When fuel is trapped in dense rock like shale, extraction gets more complex. Hydraulic fracturing, commonly called fracking, pumps high-pressure water mixed with sand into the rock to crack it open. The sand holds the fractures open so oil or gas can flow out. Paired with horizontal drilling, which allows a single well to reach sideways through a rock layer for long distances, fracking has unlocked enormous reserves, particularly in the United States, where these techniques operate at a scale not seen elsewhere in the world. Offshore drilling extends extraction to the ocean floor, with some platforms operating in extremely deep water.

Uses Beyond Fuel

Burning for energy is the most visible use of fossil fuels, but it’s far from the only one. Petrochemicals derived from oil and natural gas are the building blocks for over 6,000 everyday products. Plastics are the most obvious example, but the list extends to fertilizers, detergents, synthetic fabrics, adhesives, pharmaceuticals, cosmetics, and electronics. Your toothbrush, contact lenses, phone case, shampoo, and the asphalt on your street all trace back to petroleum. Even some components in wind turbine blades are made from petrochemicals.

This dual role as both an energy source and an industrial raw material is part of what makes fossil fuels so deeply embedded in modern life. Replacing them as a fuel is one challenge; replacing the materials they provide is another entirely.

Environmental Cost

The fundamental environmental problem with fossil fuels is that burning them releases carbon dioxide, a greenhouse gas that traps heat in the atmosphere. Not all fossil fuels are equal in this regard. Coal is the worst offender, releasing roughly 210 to 229 pounds of CO2 per million BTUs of energy, depending on the type. Oil-based fuels like gasoline and diesel produce around 155 to 165 pounds per million BTUs. Natural gas is the cleanest of the three, emitting about 117 pounds per million BTUs, roughly half of what coal produces for the same amount of energy.

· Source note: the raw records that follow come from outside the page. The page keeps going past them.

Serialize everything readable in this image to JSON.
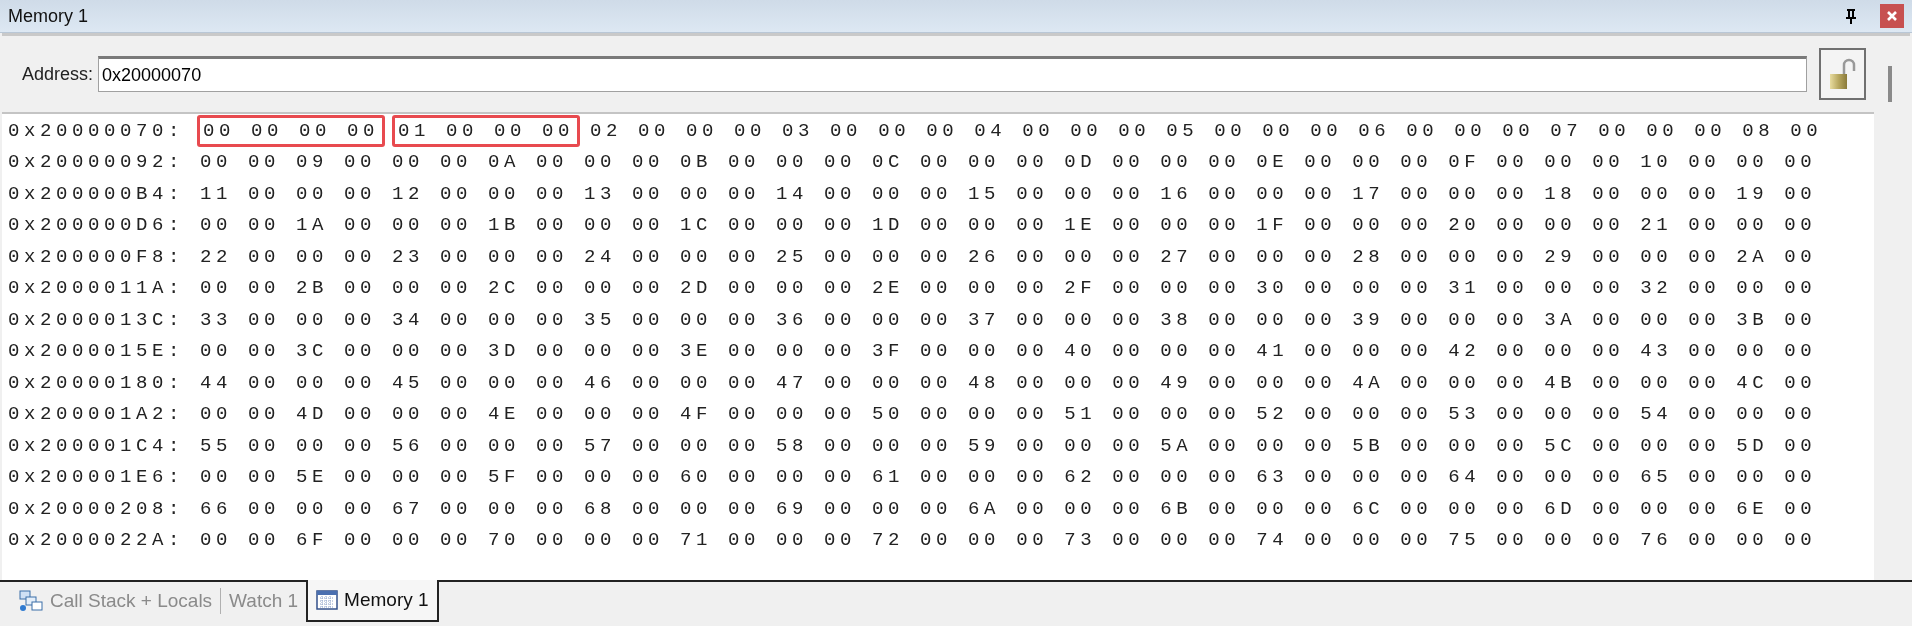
{
  "window": {
    "title": "Memory 1"
  },
  "address": {
    "label": "Address:",
    "value": "0x20000070"
  },
  "rows": [
    {
      "address": "0x20000070:",
      "segments": [
        {
          "bytes": "00 00 00 00",
          "highlighted": true
        },
        {
          "bytes": "01 00 00 00",
          "highlighted": true
        },
        {
          "bytes": "02 00 00 00 03 00 00 00 04 00 00 00 05 00 00 00 06 00 00 00 07 00 00 00 08 00",
          "highlighted": false
        }
      ]
    },
    {
      "address": "0x20000092:",
      "segments": [
        {
          "bytes": "00 00 09 00 00 00 0A 00 00 00 0B 00 00 00 0C 00 00 00 0D 00 00 00 0E 00 00 00 0F 00 00 00 10 00 00 00",
          "highlighted": false
        }
      ]
    },
    {
      "address": "0x200000B4:",
      "segments": [
        {
          "bytes": "11 00 00 00 12 00 00 00 13 00 00 00 14 00 00 00 15 00 00 00 16 00 00 00 17 00 00 00 18 00 00 00 19 00",
          "highlighted": false
        }
      ]
    },
    {
      "address": "0x200000D6:",
      "segments": [
        {
          "bytes": "00 00 1A 00 00 00 1B 00 00 00 1C 00 00 00 1D 00 00 00 1E 00 00 00 1F 00 00 00 20 00 00 00 21 00 00 00",
          "highlighted": false
        }
      ]
    },
    {
      "address": "0x200000F8:",
      "segments": [
        {
          "bytes": "22 00 00 00 23 00 00 00 24 00 00 00 25 00 00 00 26 00 00 00 27 00 00 00 28 00 00 00 29 00 00 00 2A 00",
          "highlighted": false
        }
      ]
    },
    {
      "address": "0x2000011A:",
      "segments": [
        {
          "bytes": "00 00 2B 00 00 00 2C 00 00 00 2D 00 00 00 2E 00 00 00 2F 00 00 00 30 00 00 00 31 00 00 00 32 00 00 00",
          "highlighted": false
        }
      ]
    },
    {
      "address": "0x2000013C:",
      "segments": [
        {
          "bytes": "33 00 00 00 34 00 00 00 35 00 00 00 36 00 00 00 37 00 00 00 38 00 00 00 39 00 00 00 3A 00 00 00 3B 00",
          "highlighted": false
        }
      ]
    },
    {
      "address": "0x2000015E:",
      "segments": [
        {
          "bytes": "00 00 3C 00 00 00 3D 00 00 00 3E 00 00 00 3F 00 00 00 40 00 00 00 41 00 00 00 42 00 00 00 43 00 00 00",
          "highlighted": false
        }
      ]
    },
    {
      "address": "0x20000180:",
      "segments": [
        {
          "bytes": "44 00 00 00 45 00 00 00 46 00 00 00 47 00 00 00 48 00 00 00 49 00 00 00 4A 00 00 00 4B 00 00 00 4C 00",
          "highlighted": false
        }
      ]
    },
    {
      "address": "0x200001A2:",
      "segments": [
        {
          "bytes": "00 00 4D 00 00 00 4E 00 00 00 4F 00 00 00 50 00 00 00 51 00 00 00 52 00 00 00 53 00 00 00 54 00 00 00",
          "highlighted": false
        }
      ]
    },
    {
      "address": "0x200001C4:",
      "segments": [
        {
          "bytes": "55 00 00 00 56 00 00 00 57 00 00 00 58 00 00 00 59 00 00 00 5A 00 00 00 5B 00 00 00 5C 00 00 00 5D 00",
          "highlighted": false
        }
      ]
    },
    {
      "address": "0x200001E6:",
      "segments": [
        {
          "bytes": "00 00 5E 00 00 00 5F 00 00 00 60 00 00 00 61 00 00 00 62 00 00 00 63 00 00 00 64 00 00 00 65 00 00 00",
          "highlighted": false
        }
      ]
    },
    {
      "address": "0x20000208:",
      "segments": [
        {
          "bytes": "66 00 00 00 67 00 00 00 68 00 00 00 69 00 00 00 6A 00 00 00 6B 00 00 00 6C 00 00 00 6D 00 00 00 6E 00",
          "highlighted": false
        }
      ]
    },
    {
      "address": "0x2000022A:",
      "segments": [
        {
          "bytes": "00 00 6F 00 00 00 70 00 00 00 71 00 00 00 72 00 00 00 73 00 00 00 74 00 00 00 75 00 00 00 76 00 00 00",
          "highlighted": false
        }
      ]
    }
  ],
  "tabs": [
    {
      "label": "Call Stack + Locals",
      "selected": false
    },
    {
      "label": "Watch 1",
      "selected": false
    },
    {
      "label": "Memory 1",
      "selected": true
    }
  ]
}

Beyond carbon dioxide, fossil fuel combustion releases other pollutants, including nitrogen oxides and particulate matter, which contribute to smog and respiratory problems. Methane, the main component of natural gas, is itself a potent greenhouse gas, and leaks during extraction and transport add to the climate impact. Extraction also carries local environmental risks: water contamination from fracking, habitat destruction from mining, and oil spills from offshore drilling and pipeline failures.

How Long Reserves Will Last

At current consumption rates, estimates suggest the world has roughly 50 to 55 years of proven oil and natural gas reserves remaining, with coal lasting somewhat longer, perhaps 70 years or more. These numbers shift constantly as new reserves are discovered, extraction technology improves, and consumption patterns change. If natural gas production were ramped up to compensate for declining oil, for instance, gas reserves would be depleted faster.

These projections don’t mean the world will simply “run out” on a specific date. What happens in practice is that remaining reserves become progressively harder and more expensive to extract, which drives up costs and accelerates the economic case for alternatives. Governments worldwide spent $620 billion subsidizing fossil fuel consumption in 2023 alone, according to the International Energy Agency, down from a record-breaking $1 trillion in 2022 during the global energy crisis. Those subsidies, concentrated in emerging and developing economies, keep fossil fuels artificially affordable and shape how quickly the transition to other energy sources unfolds.